A more recent addition to the growing canon that sees the show as a major touchstone for the generation that came of age watching it is Chris Turner’s Planet Simpsons. The subtitle of this book claims that the show actually defined a generation. That’s a pretty big claim, but Turner does a nice job of defending it. By focusing on a major character in nearly every chapter, Turner does something very interesting. He begins by focusing on the character and his or her place within the show, for instance Marge as maternal influence or Mr. Burns as epitome of capitalism. As the chapter progresses, so does his scope. Turner manages to comment on everything from the commodification of “cool” to the dot-com speculation bubble to Y2K to Jeremy Bentham’s panopticon and he does it without bringing in the Simpsons awkwardly. Turner is quite adept at using episodes and the general character of the show to comment upon cultural events that have shaped western civilization in the last decade and a half. It certainly helps to be a big enough fan to know the difference between Lindsey Naegle and Cookie Kwan, but there’s enough information in this book that even if you are only vaguely aware of the show you can still come away with some valuable knowledge.

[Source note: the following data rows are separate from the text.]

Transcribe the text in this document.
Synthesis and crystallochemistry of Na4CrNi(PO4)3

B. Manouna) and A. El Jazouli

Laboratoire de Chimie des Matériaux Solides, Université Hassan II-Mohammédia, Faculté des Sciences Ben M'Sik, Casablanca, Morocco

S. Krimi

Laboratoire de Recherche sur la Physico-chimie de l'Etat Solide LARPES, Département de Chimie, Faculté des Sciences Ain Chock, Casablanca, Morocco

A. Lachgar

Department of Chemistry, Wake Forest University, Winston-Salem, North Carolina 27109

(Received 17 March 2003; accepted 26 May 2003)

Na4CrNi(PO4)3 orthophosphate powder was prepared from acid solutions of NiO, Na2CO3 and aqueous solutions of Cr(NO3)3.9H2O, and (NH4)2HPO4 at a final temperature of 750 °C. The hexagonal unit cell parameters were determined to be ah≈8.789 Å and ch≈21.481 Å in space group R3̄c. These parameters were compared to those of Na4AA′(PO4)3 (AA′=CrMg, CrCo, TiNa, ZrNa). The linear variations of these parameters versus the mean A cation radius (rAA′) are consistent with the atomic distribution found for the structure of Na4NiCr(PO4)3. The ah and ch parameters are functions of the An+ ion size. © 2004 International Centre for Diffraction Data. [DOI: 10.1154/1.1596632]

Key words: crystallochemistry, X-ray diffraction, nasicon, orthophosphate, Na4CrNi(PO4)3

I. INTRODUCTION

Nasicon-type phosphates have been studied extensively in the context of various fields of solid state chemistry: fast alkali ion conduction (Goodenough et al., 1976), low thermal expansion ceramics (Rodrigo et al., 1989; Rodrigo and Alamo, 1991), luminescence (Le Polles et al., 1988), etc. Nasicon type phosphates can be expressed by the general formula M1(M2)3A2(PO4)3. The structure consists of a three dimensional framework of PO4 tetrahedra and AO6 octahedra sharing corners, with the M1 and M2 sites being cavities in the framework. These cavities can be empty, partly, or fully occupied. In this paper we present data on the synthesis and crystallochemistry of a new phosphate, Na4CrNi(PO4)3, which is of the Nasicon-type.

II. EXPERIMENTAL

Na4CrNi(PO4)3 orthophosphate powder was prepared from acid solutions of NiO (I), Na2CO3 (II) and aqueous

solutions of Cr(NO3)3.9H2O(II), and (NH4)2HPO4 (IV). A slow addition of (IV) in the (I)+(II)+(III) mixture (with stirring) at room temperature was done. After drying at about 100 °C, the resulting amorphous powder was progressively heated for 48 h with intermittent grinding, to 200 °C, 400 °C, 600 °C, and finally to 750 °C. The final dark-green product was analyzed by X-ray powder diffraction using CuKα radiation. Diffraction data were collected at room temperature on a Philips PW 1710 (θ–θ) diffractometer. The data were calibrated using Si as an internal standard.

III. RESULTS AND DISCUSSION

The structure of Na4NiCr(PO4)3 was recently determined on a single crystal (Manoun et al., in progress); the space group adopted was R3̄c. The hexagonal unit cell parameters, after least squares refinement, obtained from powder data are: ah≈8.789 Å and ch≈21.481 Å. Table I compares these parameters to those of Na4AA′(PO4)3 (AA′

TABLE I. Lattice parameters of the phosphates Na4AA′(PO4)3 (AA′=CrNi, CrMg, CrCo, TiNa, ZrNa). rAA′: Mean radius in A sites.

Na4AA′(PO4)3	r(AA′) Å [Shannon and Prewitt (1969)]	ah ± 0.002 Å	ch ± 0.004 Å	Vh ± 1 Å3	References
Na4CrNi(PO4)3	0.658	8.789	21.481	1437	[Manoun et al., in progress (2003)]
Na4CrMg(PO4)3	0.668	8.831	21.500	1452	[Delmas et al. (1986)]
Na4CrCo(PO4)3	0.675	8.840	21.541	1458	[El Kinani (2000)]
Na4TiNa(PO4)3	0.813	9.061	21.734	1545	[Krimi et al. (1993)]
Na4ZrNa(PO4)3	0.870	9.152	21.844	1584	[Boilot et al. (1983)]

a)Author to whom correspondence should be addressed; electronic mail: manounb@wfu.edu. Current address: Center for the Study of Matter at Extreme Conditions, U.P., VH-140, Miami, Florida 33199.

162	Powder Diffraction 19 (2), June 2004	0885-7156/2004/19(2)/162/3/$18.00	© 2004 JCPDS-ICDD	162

Probably the best book ever written about the show is Leaving Springfield, a collection of essays edited by John Alberti. The subtitle and the real subject of this book is how the Simpsons can possibly position itself as a center of oppositional thought when it is created from inside the largest right-wing capitalistic media conglomerate in the world today, Fox Broadcasting, a division of News Corp. Indeed, how can the show’s writers and producers get away with questioning so much of the consumerist ideology that its bosses constantly foment upon viewers? The first two chapters, focusing on this paradox-a contradiction inherent in capitalist structure foreseen by Marx himself-are the highlight. Other chapters deal intelligently with topics that include how the show treats homosexual and ethnic/cultural stereotyping. These chapters are not afraid to call the show to task for giving in to both, thereby casting a cloud of doubt on those who would insist that the show is unforgivably bleeding-heart liberal in its politics.

In addition to these fine books, there is also Simpsons and Society by Steven Keslowitz. Unfortunately, I cannot comment upon this book as I have to yet read it. Along with many, many academic papers written about the show that are available online, it’s becoming increasingly obvious that The Simpsons is far more than just a TV show. By tackling so many issues of our times with satiric seriousness, the show has positioned itself as a something more akin to a Mark Twain novel than a kids cartoon. If you haven’t yet figured out the profound depths contained in the Simpsons, then these books are surely a step in the right direction.